If you’re arriving by car (like we did), the easiest town to access by road is Monterosso which has a couple of big car parks with the most affordable fees. However, the drive into and out of the Cinque Terre are along winding cliff roads and are not for the faint of heart or for nervous drivers. Once you are there it is best to keep your car in parking for the whole time, as it is much more efficient to visit the five towns by local train.
As part of the Italian Riviera, the Cinque Terre has a mild and pleasant subtropical Mediterranean climate. The summer season lasts from May to September, with the weather conditions being consistently pleasant with hardly any unbearable heat.
The easiest way to explore the towns is by train. Each of the five towns has their own small train station and they are only 2 to 5 minutes away from each other. The best way to get around is with the Cinque Terre Card which lets you ride the train between the five stations as much as you like, as well as unlimited travel on the Levanto – Cinque Terre – La Spezia line on the regional train line in second class, which is particularly helpful if you’re staying in a town outside of the main five. It also gives you access to shuttle buses and the use of the trekking trails. You can buy the card at any of the Cinque Terre train stations, as well as pick up a map with all the information you could need! It’s approximately € 16 for a one day pass or € 29 for two days. This year an express train was also introduced between La Spezia and Levanto, the two closest stations on either side of the Cinque Terre, which goes back and forth every 30 minutes. For an even more scenic journey a passenger ferry also runs between the villages, except for Corniglia. The ferry begins from Genoa’s Old Harbour, La Spenzia, Lerici or Porto Venere.
Currency is Euros €. I would recommend grabbing some cash out before you leave for the Cinque Terre. Some of the restaurants and cafes offered credit and debit card facilities, but not all and there were very few ATMs around. It’s better to be prepared in this case!
Internet access was surprisingly quite easy to find, including at the train stations and in hotels and restaurants. If the wifi in restaurants and cafes has a password, the waiters are more than happy to give it to you if you ask.
Riomaggiore – the closest to La Spezia
Manarola – offering the iconic views that we all know and love (like the cover image above)
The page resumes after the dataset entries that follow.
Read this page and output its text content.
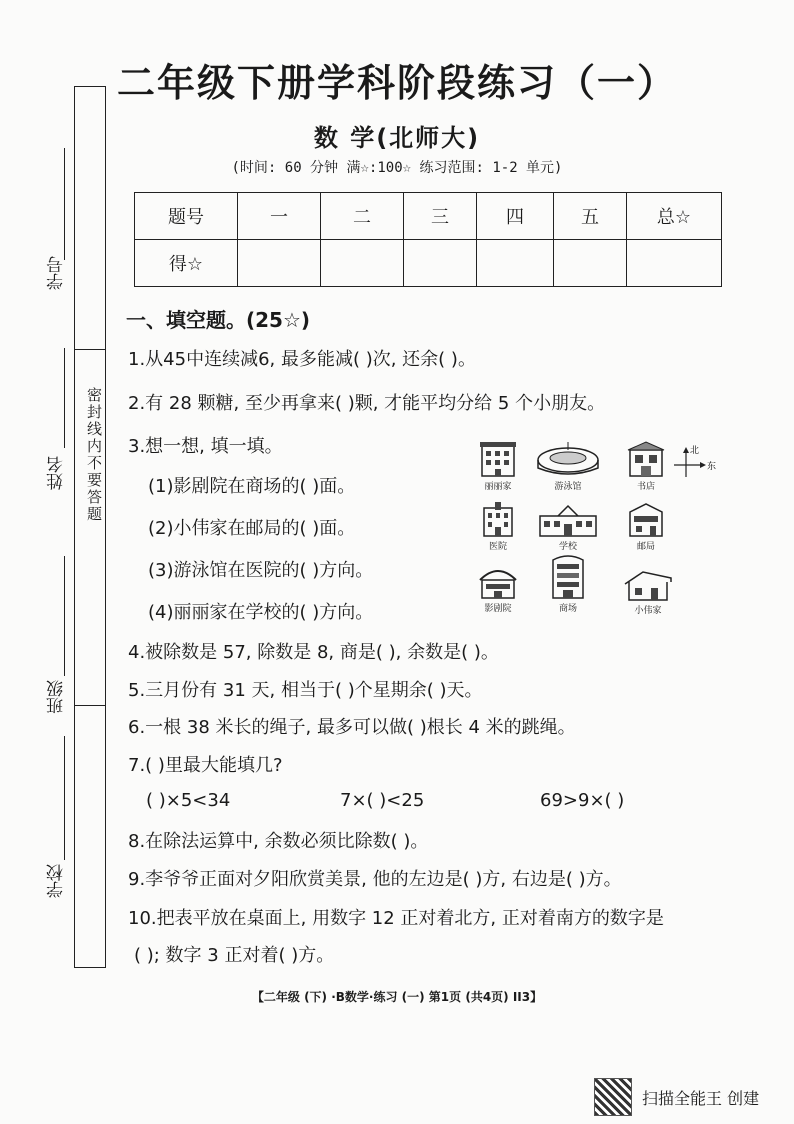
密封线内不要答题
学号
姓名
班级
学校
二年级下册学科阶段练习（一）
数 学(北师大)
(时间: 60 分钟 满☆:100☆ 练习范围: 1-2 单元)
题号	一	二	三	四	五	总☆
得☆						
一、填空题。(25☆)
1.从45中连续减6, 最多能减( )次, 还余( )。
2.有 28 颗糖, 至少再拿来( )颗, 才能平均分给 5 个小朋友。
3.想一想, 填一填。
(1)影剧院在商场的( )面。
(2)小伟家在邮局的( )面。
(3)游泳馆在医院的( )方向。
(4)丽丽家在学校的( )方向。
4.被除数是 57, 除数是 8, 商是( ), 余数是( )。
5.三月份有 31 天, 相当于( )个星期余( )天。
6.一根 38 米长的绳子, 最多可以做( )根长 4 米的跳绳。
7.( )里最大能填几?
( )×5<34	7×( )<25	69>9×( )
8.在除法运算中, 余数必须比除数( )。
9.李爷爷正面对夕阳欣赏美景, 他的左边是( )方, 右边是( )方。
10.把表平放在桌面上, 用数字 12 正对着北方, 正对着南方的数字是
( ); 数字 3 正对着( )方。
丽丽家	游泳馆	书店
北
东
医院	学校	邮局
影剧院	商场	小伟家
【二年级 (下) ·B数学·练习 (一) 第1页 (共4页) II3】
扫描全能王 创建
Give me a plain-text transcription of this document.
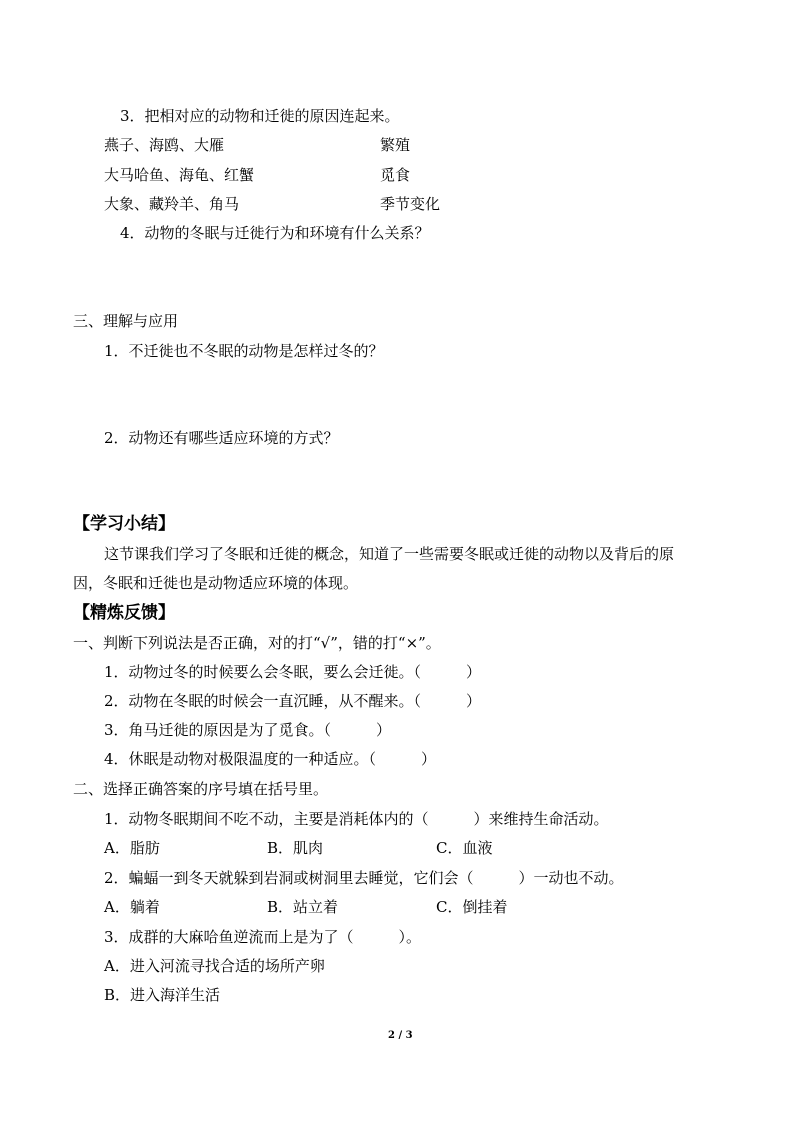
3．把相对应的动物和迁徙的原因连起来。
燕子、海鸥、大雁	繁殖
大马哈鱼、海龟、红蟹	觅食
大象、藏羚羊、角马	季节变化
4．动物的冬眠与迁徙行为和环境有什么关系？
三、理解与应用
1．不迁徙也不冬眠的动物是怎样过冬的？
2．动物还有哪些适应环境的方式？
【学习小结】
这节课我们学习了冬眠和迁徙的概念，知道了一些需要冬眠或迁徙的动物以及背后的原
因，冬眠和迁徙也是动物适应环境的体现。
【精炼反馈】
一、判断下列说法是否正确，对的打“√”，错的打“×”。
1．动物过冬的时候要么会冬眠，要么会迁徙。（　　　）
2．动物在冬眠的时候会一直沉睡，从不醒来。（　　　）
3．角马迁徙的原因是为了觅食。（　　　）
4．休眠是动物对极限温度的一种适应。（　　　）
二、选择正确答案的序号填在括号里。
1．动物冬眠期间不吃不动，主要是消耗体内的（　　　）来维持生命活动。
A．脂肪	B．肌肉	C．血液
2．蝙蝠一到冬天就躲到岩洞或树洞里去睡觉，它们会（　　　）一动也不动。
A．躺着	B．站立着	C．倒挂着
3．成群的大麻哈鱼逆流而上是为了（　　　）。
A．进入河流寻找合适的场所产卵
B．进入海洋生活
2 / 3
Vernazza – best views can be found from above, along the Cinque Terre hike
Monterosso al Mare – the biggest town and the main place to stay, with the best beaches, hotel and parking options and amenities
Corniglia – smallest and most easily overlooked, it is also the only town not built on the ocean
Best Time To Go
The summer months between May and September is the best time to visit, with the warmest weather hitting between July and August.
Good To Know
If you’re driving, petrol stations can be found in La Spezia, Brugnato and Levanto – but be ready for incredibly expensive fuel prices.